Numerical calculation

The next step sees the main java program handing over to computational core to actually perform the calculation. On most platforms this is done by spawning a separate system process to run the native executable of the core calculation. Platform specific executables are included within the standard jar file and are unpacked to a local folder before being executed. PSICS also supports loading the native code as a shared library, but route via a spawned process running a separate executable is generally more robust. The numerical algorithms implemented in the core calculation are described in the numerical methods section. The output of this calculation is a single calculation summary file (in xml) and a set of result files. Each run generates one block of results that is saved in both binary (.dat) and text (.txt) formats. Where a model defines multiple runs, as in a parameter sweep defined by the "RunSet" element, the file names are composed of the model name and the value of the parameter being changed.

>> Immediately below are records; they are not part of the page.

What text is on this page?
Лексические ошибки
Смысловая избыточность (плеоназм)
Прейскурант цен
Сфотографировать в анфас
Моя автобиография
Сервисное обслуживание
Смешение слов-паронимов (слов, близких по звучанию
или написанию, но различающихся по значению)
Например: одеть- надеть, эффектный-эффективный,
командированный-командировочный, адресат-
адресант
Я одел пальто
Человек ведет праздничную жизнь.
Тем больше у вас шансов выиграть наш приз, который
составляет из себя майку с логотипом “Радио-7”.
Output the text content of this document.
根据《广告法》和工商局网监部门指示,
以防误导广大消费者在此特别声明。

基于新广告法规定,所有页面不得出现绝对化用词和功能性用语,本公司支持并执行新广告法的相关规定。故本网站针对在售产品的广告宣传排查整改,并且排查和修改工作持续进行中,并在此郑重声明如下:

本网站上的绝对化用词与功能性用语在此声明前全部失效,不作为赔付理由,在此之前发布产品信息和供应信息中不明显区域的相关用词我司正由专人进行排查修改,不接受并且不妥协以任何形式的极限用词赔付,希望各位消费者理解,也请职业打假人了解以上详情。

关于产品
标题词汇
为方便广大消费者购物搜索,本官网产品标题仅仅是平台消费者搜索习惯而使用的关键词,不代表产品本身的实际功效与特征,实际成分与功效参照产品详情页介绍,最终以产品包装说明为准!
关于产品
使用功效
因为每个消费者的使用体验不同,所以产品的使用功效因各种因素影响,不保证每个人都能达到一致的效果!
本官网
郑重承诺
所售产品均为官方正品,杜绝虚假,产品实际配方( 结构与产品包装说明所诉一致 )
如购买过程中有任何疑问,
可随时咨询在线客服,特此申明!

Output consolidation and documentation

The final stage returns control to java. The calculation summary is converted to an html page containing links to the input files for the model and the output data files. If the model specification contains any plot definitions then the corresponding plots are generated and included in the html page.

As well as summarizing the model, the summary file also contains information on how long the calculation took. This timing is reported by the computational core and is for the numerical calculation itself. It excludes time spent on generating plots or formatting the output. In particular, for small models generating large volumes of output, the time taken to format the output into the text files can actually be as long or even longer than the calculation itself. If many such models are to be run it may be more efficient to suppress the generation of plain text files and instead extend analysis programs to work with the binary files written by the core. The time to write the binary file is included in the timing for the calculation, but is generally small compared with the calculation time itself.

A final step of the output consolidation process is to update the index file in the parent folder of the output to link to the new file, and to update the index blocks in sibling files in order to provide convenient navigation between models.